File No. 333-96773 Class VA (offered between June 15, 2001 and October 7, 2011), Class AA, and Class B

File No. 333-96775 Class A

File No. 333-96777 Class XC

File No. 333-96785 Class L and Class L –4 Year (offered between November 22, 2004 and October 7, 2011)

File No. 333-96795 Class C (offered between September 4, 2001 and October 7, 2011)

File No. 333-125613 Vintage L and Vintage XC

File No. 333-125617 PrimElite III

File No. 333-125618 Marquis Portfolios (offered between November 7, 2005 and April 30, 2012)

File No. 333-125619 Protected Equity Portfolio

File No. 333-137370 Class S and Class S - L Share Option (offered between April 30, 2007 and October 7, 2011)

File No. 333-137969 PrimElite IV

File No. 333-148873 Pioneer PRISM

File No. 333-148874 Pioneer PRISM XC

File No. 333-148876 Pioneer PRISM L

File No. 333-152450 Class XTRA

File No. 333-156646 Class XTRA 6

File No. 333-158579 Brighthouse Simple SolutionsSM

File No. 333-169687 Class VA- 4 (offered between May 1, 2011 and October 7, 2011)

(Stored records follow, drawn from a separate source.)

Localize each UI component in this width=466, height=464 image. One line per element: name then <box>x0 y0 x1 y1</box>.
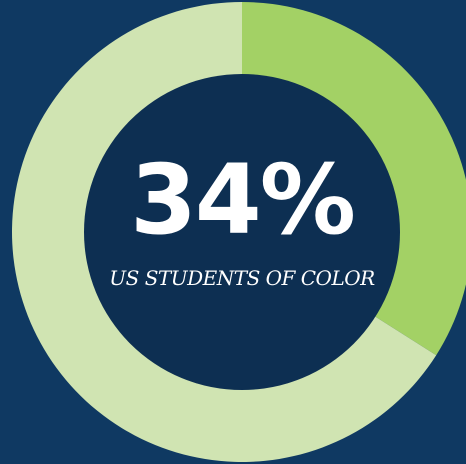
donut-hole <box>84 74 400 390</box>
center-percentage: 34% <box>130 144 356 256</box>
center-label: US STUDENTS OF COLOR <box>109 266 375 290</box>
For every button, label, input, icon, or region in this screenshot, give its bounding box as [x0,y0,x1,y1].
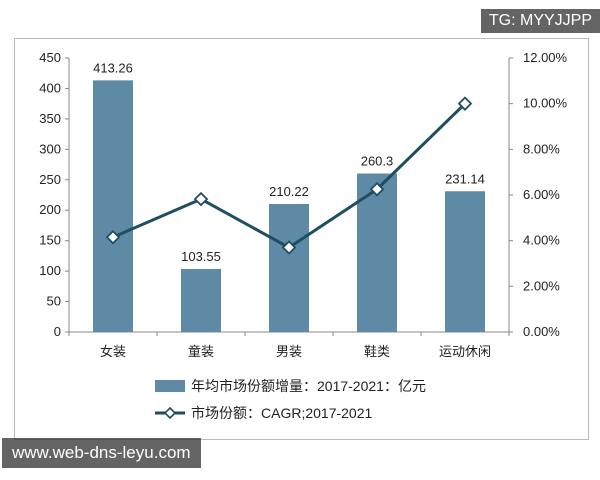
left-tick-label: 250 [39,172,61,187]
left-tick-label: 400 [39,80,61,95]
legend-swatch-bar [155,380,185,392]
category-label: 鞋类 [364,344,390,359]
category-label: 童装 [188,344,214,359]
left-tick-label: 200 [39,202,61,217]
combo-chart: 0 50 100 150 200 250 300 350 400 450 0.00% 2.00% 4.0… [39,50,568,421]
cagr-marker [193,191,209,207]
cagr-marker [369,182,385,197]
left-tick-label: 300 [39,141,61,156]
category-label: 女装 [100,344,126,359]
bar-value-label: 210.22 [269,184,309,199]
bar [181,268,221,332]
left-tick-label: 0 [54,324,61,339]
bar [93,80,133,332]
right-tick-label: 0.00% [523,324,560,339]
watermark-top: TG: MYYJJPP [480,9,600,33]
right-tick-label: 12.00% [523,50,568,65]
bar-value-label: 103.55 [181,249,221,264]
watermark-bottom: www.web-dns-leyu.com [2,438,201,468]
right-tick-label: 4.00% [523,233,560,248]
cagr-marker [457,96,473,111]
left-tick-label: 350 [39,111,61,126]
bar-value-label: 231.14 [445,171,485,186]
left-tick-label: 50 [47,294,61,309]
bar-value-label: 260.3 [361,154,394,169]
legend-label-bar: 年均市场份额增量：2017-2021：亿元 [191,378,426,394]
left-tick-label: 150 [39,233,61,248]
bar [269,203,309,332]
left-tick-label: 100 [39,263,61,278]
category-label: 男装 [276,344,302,359]
category-label: 运动休闲 [439,344,491,359]
bar [445,191,485,332]
right-tick-label: 8.00% [523,141,560,156]
cagr-marker [281,240,297,255]
right-tick-label: 6.00% [523,187,560,202]
bar-value-label: 413.26 [93,60,133,75]
right-tick-label: 10.00% [523,96,568,111]
legend-marker-line [163,406,177,420]
chart-frame: 0 50 100 150 200 250 300 350 400 450 0.00% 2.00% 4.0… [14,38,589,440]
cagr-marker [105,229,121,245]
legend-label-line: 市场份额：CAGR;2017-2021 [191,405,373,421]
right-tick-label: 2.00% [523,278,560,293]
bar [357,173,397,332]
left-tick-label: 450 [39,50,61,65]
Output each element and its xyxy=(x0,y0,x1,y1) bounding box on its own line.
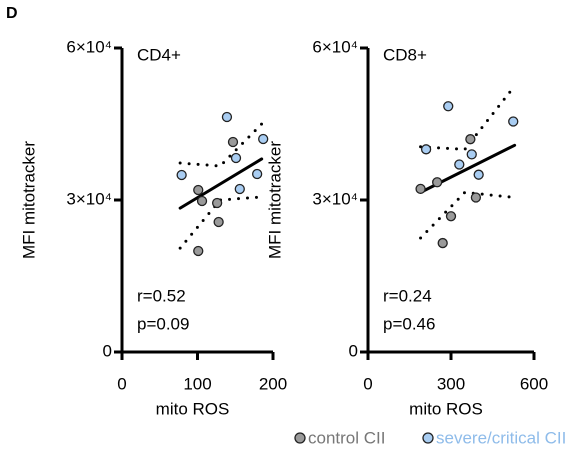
x-tick-label: 0 xyxy=(363,374,372,393)
data-point xyxy=(193,184,204,196)
data-point xyxy=(251,168,263,180)
data-point xyxy=(454,159,465,170)
data-point xyxy=(443,101,454,112)
data-point xyxy=(508,116,519,127)
data-point xyxy=(234,183,245,195)
y-axis-label: MFI mitotracker xyxy=(19,141,38,259)
y-tick-label: 6×10⁴ xyxy=(312,37,358,56)
data-point xyxy=(470,192,482,203)
annotation: r=0.52 xyxy=(137,286,186,305)
data-point xyxy=(193,245,204,257)
x-axis-label: mito ROS xyxy=(409,399,483,418)
annotation: p=0.09 xyxy=(137,314,189,333)
data-point xyxy=(432,177,443,188)
data-point xyxy=(227,136,239,148)
panel-label: D xyxy=(6,5,18,22)
y-tick-label: 0 xyxy=(103,341,112,360)
chart-title: CD8+ xyxy=(383,45,427,64)
data-point xyxy=(258,133,269,145)
legend-marker xyxy=(422,432,434,444)
confidence-band xyxy=(419,84,517,151)
data-point xyxy=(221,111,233,123)
data-point xyxy=(213,216,224,228)
fit-line xyxy=(178,157,264,210)
data-point xyxy=(465,134,476,145)
data-point xyxy=(211,197,223,209)
data-point xyxy=(176,169,187,181)
data-point xyxy=(196,195,208,207)
legend-label: control CII xyxy=(308,428,385,447)
confidence-band xyxy=(419,190,517,240)
data-point xyxy=(466,149,477,160)
x-tick-label: 300 xyxy=(437,374,465,393)
legend-label: severe/critical CII xyxy=(436,428,565,447)
annotation: r=0.24 xyxy=(383,286,432,305)
y-tick-label: 0 xyxy=(349,341,358,360)
data-point xyxy=(230,152,242,164)
data-point xyxy=(437,237,448,249)
y-tick-label: 6×10⁴ xyxy=(66,37,112,56)
data-point xyxy=(473,169,484,180)
data-point xyxy=(420,144,432,155)
legend-marker xyxy=(294,432,306,444)
chart-title: CD4+ xyxy=(137,45,181,64)
x-axis-label: mito ROS xyxy=(156,399,230,418)
confidence-band xyxy=(178,122,264,168)
x-tick-label: 100 xyxy=(183,374,211,393)
annotation: p=0.46 xyxy=(383,314,435,333)
x-tick-label: 200 xyxy=(259,374,287,393)
data-point xyxy=(445,211,457,222)
y-tick-label: 3×10⁴ xyxy=(312,189,358,208)
y-tick-label: 3×10⁴ xyxy=(66,189,112,208)
y-axis-label: MFI mitotracker xyxy=(265,141,284,259)
x-tick-label: 0 xyxy=(117,374,126,393)
data-point xyxy=(415,183,426,195)
x-tick-label: 600 xyxy=(520,374,548,393)
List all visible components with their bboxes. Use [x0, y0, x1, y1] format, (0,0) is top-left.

File No. 333-176679 Class S (offered on and after October 7, 2011) and Class S- L Share Option (offered on and after October 7, 2011)

File No. 333-176680 Class VA- 4 (offered on and after October 7, 2011)

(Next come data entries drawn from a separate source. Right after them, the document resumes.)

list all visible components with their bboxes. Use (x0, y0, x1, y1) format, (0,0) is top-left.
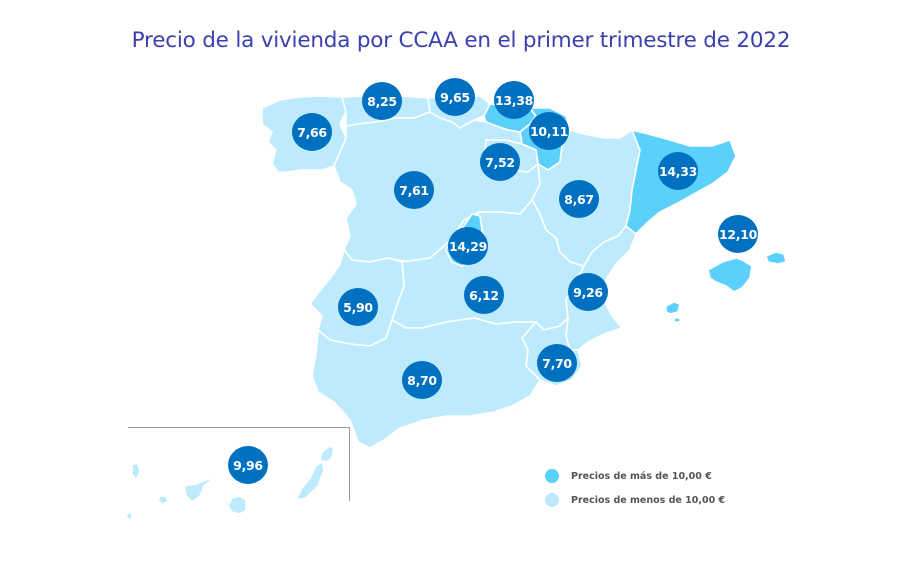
price-bubble-castilla-la-mancha: 6,12 (464, 276, 504, 314)
price-bubble-pais-vasco: 13,38 (494, 81, 534, 119)
region-canarias-lanzarote[interactable] (319, 445, 335, 463)
price-bubble-cantabria: 9,65 (435, 78, 475, 116)
price-bubble-galicia: 7,66 (292, 113, 332, 151)
price-bubble-navarra: 10,11 (529, 112, 569, 150)
price-bubble-cataluna: 14,33 (658, 152, 698, 190)
map-legend: Precios de más de 10,00 € Precios de men… (545, 464, 725, 512)
region-canarias-la-palma[interactable] (131, 463, 141, 481)
map-title: Precio de la vivienda por CCAA en el pri… (131, 28, 791, 53)
region-canarias-el-hierro[interactable] (125, 511, 133, 521)
price-bubble-murcia: 7,70 (537, 344, 577, 382)
legend-label-below: Precios de menos de 10,00 € (571, 494, 726, 506)
region-canarias-fuerteventura[interactable] (295, 461, 325, 501)
region-canarias-tenerife[interactable] (183, 477, 215, 503)
price-bubble-canarias: 9,96 (228, 446, 268, 484)
price-bubble-valencia: 9,26 (568, 273, 608, 311)
price-bubble-castilla-leon: 7,61 (394, 171, 434, 209)
region-baleares-menorca[interactable] (765, 251, 787, 265)
region-canarias-gran-canaria[interactable] (227, 495, 247, 515)
price-bubble-la-rioja: 7,52 (480, 143, 520, 181)
legend-item-below: Precios de menos de 10,00 € (545, 488, 725, 512)
legend-swatch-above-icon (545, 469, 559, 483)
region-baleares-formentera[interactable] (673, 317, 681, 323)
region-baleares-ibiza[interactable] (665, 301, 681, 315)
region-baleares-mallorca[interactable] (707, 257, 753, 293)
region-canarias-gomera[interactable] (157, 495, 169, 505)
legend-label-above: Precios de más de 10,00 € (571, 470, 712, 482)
legend-swatch-below-icon (545, 493, 559, 507)
canary-islands-inset-frame (128, 427, 350, 501)
legend-item-above: Precios de más de 10,00 € (545, 464, 725, 488)
price-bubble-asturias: 8,25 (362, 82, 402, 120)
price-bubble-baleares: 12,10 (718, 215, 758, 253)
price-bubble-madrid: 14,29 (448, 227, 488, 265)
price-bubble-aragon: 8,67 (559, 180, 599, 218)
price-bubble-extremadura: 5,90 (338, 288, 378, 326)
price-bubble-andalucia: 8,70 (402, 361, 442, 399)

File No. 333-176691 Class VA (offered on and after October 7, 2011)

File No. 333-176692 Class L- 4 Year (offered between October 7, 2011 and April 28, 2013)

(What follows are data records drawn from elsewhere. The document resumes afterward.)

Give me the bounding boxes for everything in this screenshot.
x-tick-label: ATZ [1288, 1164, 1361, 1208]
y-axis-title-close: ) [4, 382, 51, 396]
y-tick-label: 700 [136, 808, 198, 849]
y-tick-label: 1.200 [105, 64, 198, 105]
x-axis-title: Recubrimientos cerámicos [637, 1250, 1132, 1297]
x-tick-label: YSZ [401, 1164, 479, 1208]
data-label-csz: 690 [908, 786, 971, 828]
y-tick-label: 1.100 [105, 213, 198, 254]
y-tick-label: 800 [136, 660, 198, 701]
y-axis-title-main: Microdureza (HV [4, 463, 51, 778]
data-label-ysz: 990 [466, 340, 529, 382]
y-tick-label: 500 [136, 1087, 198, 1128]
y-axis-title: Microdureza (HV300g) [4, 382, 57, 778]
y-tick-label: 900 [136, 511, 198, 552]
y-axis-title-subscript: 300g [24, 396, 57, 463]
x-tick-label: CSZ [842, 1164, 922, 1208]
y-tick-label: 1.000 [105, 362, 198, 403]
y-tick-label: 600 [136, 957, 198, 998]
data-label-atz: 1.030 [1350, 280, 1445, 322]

File No. 333-176693 Class C (offered on and after October 7, 2011)

File No. 333-178515 Class O


File No. 333-179240 Marquis Portfolios (offered on and after April 30, 2012)

File No. 333-186216 Class L- 4 Year (offered on and after April 29, 2013)

File No. 333-205137 Class O (offered on and after September 21, 2015)

File No. 333-209057 Class VA- 4 (offered on and after May 2, 2016)

File No. 333-209058 Class VA (offered on and after May 2, 2016)

File No. 333-209059 Class S (offered on and after May 2, 2016) and S- L Share Option (offered on and after May 2, 2016)

File No. 333-216545 Brighthouse Prime Options,

New variable annuities such as:

- Brighthouse Growth and Income

- Brighthouse Accumulation Annuity

- Brighthouse Investment Portfolio Architect,

And pertaining to:

Brighthouse Shield Level SelectorSM Annuity

Brighthouse Shield Level SelectorSM 3-Year Annuity

Brighthouse Shield FocusSM Annuity,

New annuities such as:

Brighthouse Shield Annuity

Brighthouse Shield 3-Year Annuity,

and to have full power and authority to do or cause to be done in my name, place and stead each and every act and thing necessary or appropriate in order to effectuate the same, as fully to all intents and purposes as I might or could do in person, hereby ratifying and confirming all that said attorneys-in-fact or any of them, may do or cause to be done by virtue hereof. This Power of Attorney does not revoke any prior powers of attorney.

IN WITNESS WHEREOF, I have hereunto set my hand this 12th day of April, 2017.